Caracas – A atual chefe de governo interina da Venezuela, Delcy Rodríguez, comprometeu-se a cooperar com os Estados Unidos meses antes da detenção do ex-ditador Nicolás Maduro por tropas norte-americanas em 3 de janeiro, informou nesta quinta-feira (22) o jornal britânico The Guardian, citando quatro fontes.

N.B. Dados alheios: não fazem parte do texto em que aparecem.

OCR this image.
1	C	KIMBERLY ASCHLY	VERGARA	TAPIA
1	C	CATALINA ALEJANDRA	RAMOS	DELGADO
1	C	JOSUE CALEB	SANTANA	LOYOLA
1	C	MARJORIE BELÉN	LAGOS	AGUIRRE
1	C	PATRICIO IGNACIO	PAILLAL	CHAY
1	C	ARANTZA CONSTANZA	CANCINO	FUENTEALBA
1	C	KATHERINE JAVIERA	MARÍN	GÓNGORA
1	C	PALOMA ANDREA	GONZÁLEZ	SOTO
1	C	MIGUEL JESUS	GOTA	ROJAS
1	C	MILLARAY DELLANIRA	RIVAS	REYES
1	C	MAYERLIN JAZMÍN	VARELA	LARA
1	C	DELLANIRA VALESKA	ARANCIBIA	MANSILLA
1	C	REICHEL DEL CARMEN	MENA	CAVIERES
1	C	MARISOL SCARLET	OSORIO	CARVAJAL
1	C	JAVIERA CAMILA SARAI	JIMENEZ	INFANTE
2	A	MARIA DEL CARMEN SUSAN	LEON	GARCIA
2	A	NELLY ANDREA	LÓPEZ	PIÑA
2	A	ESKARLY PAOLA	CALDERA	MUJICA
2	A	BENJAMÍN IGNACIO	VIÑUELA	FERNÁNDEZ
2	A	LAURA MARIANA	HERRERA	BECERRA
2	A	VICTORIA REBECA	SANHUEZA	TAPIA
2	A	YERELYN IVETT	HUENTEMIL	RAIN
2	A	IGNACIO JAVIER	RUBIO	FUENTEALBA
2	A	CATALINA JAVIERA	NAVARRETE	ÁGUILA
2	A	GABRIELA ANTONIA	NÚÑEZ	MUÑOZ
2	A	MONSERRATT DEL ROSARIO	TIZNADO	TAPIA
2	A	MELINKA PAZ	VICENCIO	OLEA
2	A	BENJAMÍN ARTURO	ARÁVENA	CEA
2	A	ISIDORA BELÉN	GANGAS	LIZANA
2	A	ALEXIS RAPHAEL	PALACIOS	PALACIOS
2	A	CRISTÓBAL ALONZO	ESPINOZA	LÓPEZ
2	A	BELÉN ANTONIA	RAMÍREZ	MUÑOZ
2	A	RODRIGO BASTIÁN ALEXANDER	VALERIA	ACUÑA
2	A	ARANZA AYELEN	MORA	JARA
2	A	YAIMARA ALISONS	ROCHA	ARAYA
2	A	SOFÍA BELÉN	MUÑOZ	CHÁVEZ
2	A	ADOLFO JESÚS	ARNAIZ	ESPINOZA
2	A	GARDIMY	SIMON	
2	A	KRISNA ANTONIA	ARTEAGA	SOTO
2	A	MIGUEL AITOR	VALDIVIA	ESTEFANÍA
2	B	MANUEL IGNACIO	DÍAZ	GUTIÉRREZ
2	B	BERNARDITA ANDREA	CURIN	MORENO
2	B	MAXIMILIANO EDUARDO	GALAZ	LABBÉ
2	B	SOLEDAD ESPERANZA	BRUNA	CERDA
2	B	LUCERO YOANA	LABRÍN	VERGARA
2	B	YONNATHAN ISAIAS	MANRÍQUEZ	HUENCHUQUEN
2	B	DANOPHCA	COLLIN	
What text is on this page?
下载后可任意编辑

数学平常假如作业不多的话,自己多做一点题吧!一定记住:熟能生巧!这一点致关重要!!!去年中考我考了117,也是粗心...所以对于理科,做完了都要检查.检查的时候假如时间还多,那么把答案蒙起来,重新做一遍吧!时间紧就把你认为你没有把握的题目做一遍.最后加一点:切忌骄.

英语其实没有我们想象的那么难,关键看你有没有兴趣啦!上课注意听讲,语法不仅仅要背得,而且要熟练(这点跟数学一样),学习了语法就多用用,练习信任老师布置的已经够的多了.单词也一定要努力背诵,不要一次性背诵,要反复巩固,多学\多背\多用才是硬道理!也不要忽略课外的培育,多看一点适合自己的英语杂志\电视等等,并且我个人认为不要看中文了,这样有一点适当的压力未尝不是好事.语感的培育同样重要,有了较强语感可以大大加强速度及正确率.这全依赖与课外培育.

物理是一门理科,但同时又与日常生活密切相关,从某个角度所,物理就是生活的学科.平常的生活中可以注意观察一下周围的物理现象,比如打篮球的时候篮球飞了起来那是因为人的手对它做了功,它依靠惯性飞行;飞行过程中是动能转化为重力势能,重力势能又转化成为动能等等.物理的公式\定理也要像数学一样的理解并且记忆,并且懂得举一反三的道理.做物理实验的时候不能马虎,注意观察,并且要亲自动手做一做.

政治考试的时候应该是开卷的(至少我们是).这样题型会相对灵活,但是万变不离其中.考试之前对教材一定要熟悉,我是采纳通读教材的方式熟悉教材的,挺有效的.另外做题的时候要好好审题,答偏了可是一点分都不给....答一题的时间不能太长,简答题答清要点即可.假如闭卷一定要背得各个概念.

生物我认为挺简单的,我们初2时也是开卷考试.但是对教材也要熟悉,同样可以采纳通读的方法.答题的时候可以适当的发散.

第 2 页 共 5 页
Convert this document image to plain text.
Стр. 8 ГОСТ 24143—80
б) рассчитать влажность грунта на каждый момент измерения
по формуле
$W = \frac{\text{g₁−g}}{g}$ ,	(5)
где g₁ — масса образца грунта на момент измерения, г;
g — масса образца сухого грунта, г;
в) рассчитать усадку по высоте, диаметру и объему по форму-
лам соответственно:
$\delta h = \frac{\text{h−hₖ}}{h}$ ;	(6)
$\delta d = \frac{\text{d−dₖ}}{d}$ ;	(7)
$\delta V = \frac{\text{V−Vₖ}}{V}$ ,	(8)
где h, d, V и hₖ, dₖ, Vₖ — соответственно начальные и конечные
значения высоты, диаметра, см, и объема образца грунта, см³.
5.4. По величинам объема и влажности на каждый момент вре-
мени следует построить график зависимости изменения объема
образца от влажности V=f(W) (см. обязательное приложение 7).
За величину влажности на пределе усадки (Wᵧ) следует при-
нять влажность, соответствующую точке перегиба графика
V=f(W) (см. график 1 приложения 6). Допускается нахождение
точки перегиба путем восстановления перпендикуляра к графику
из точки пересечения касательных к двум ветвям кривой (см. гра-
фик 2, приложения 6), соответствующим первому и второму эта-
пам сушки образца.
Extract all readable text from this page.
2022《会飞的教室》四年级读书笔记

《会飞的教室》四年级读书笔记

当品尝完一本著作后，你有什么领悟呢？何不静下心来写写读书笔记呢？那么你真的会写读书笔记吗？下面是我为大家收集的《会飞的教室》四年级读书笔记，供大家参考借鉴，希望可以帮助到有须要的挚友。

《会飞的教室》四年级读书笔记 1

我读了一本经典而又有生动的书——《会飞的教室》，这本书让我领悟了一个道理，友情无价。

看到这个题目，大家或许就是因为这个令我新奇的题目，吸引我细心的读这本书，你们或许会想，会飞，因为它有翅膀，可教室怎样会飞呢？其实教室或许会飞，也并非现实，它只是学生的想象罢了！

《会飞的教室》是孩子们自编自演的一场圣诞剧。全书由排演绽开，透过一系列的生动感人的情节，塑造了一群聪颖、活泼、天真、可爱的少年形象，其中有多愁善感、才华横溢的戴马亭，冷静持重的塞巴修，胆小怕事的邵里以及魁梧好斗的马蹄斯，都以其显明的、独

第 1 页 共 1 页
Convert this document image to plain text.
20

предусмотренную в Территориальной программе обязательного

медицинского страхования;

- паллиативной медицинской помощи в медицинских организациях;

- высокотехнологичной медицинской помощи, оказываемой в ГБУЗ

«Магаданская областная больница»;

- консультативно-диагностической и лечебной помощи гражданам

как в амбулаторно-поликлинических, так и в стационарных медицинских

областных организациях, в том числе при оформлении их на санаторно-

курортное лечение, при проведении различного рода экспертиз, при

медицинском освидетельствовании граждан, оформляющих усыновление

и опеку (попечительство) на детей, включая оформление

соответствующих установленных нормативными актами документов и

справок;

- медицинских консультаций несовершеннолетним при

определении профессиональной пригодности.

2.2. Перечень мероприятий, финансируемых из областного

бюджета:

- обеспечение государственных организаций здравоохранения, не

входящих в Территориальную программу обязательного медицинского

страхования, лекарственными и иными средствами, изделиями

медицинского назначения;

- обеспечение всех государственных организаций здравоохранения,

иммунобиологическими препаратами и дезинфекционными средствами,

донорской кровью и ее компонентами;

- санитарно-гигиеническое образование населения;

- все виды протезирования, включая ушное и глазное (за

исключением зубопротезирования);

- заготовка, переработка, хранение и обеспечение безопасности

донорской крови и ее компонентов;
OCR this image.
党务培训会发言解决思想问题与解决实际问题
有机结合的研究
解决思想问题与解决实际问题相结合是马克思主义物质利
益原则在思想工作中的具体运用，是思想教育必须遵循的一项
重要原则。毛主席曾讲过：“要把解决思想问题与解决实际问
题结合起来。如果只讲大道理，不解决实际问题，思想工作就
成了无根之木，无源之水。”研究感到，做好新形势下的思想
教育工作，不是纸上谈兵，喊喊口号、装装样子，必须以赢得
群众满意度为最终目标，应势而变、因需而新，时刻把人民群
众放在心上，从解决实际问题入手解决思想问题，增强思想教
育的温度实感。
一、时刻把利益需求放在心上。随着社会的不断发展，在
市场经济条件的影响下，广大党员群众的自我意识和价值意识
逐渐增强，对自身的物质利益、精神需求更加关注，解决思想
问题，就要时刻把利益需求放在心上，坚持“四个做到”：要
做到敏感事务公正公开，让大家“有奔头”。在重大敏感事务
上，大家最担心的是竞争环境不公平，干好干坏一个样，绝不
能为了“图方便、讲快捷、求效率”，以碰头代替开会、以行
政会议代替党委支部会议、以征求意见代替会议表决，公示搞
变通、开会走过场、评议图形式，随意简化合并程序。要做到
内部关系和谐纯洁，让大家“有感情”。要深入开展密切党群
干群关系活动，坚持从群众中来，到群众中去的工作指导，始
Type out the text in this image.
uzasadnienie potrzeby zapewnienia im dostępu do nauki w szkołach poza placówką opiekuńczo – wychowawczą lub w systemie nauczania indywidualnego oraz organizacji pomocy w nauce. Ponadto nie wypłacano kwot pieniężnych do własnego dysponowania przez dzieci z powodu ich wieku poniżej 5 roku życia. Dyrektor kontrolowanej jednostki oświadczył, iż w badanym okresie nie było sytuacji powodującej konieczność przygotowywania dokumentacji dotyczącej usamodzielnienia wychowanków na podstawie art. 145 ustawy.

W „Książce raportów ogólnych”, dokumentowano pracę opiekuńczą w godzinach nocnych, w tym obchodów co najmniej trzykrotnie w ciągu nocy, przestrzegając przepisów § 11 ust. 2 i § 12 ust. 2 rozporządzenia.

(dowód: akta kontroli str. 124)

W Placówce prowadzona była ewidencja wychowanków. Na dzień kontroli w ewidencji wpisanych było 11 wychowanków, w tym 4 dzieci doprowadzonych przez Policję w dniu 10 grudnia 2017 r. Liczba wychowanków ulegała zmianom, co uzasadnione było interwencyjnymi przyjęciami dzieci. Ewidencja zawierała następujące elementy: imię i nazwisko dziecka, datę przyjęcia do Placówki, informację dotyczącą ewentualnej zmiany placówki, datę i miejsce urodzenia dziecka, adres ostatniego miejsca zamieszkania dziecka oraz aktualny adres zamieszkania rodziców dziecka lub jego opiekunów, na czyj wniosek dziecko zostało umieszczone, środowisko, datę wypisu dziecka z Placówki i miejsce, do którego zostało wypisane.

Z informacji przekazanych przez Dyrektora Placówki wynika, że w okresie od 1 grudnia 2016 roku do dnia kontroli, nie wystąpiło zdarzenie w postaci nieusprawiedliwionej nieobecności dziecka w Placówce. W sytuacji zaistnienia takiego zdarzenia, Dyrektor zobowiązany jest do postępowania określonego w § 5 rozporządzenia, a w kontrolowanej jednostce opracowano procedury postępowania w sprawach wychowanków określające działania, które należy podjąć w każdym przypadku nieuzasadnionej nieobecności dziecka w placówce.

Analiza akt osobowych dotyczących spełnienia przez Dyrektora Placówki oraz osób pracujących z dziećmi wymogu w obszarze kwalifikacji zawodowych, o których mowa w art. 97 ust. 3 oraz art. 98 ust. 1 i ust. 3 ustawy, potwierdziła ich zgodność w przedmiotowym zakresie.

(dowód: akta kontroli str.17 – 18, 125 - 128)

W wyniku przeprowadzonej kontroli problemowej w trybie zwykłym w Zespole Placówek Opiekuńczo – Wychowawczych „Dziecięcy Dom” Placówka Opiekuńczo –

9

Segundo o periódico, Delcy e o irmão Jorge Rodríguez, presidente da Assembleia Nacional, não participaram diretamente da operação que resultou na prisão de Maduro. Contudo, por meio de intermediários, ambos teriam garantido a Washington que apoiariam as ações norte-americanas no dia seguinte à ofensiva.
Delcy exercia o cargo de vice-presidente durante o regime chavista e assumiu o comando interino do país dois dias depois da captura do ex-líder. Fontes ouvidas pelo Guardian afirmam que representantes do Catar atuaram nas tratativas entre os Rodríguez e autoridades dos EUA.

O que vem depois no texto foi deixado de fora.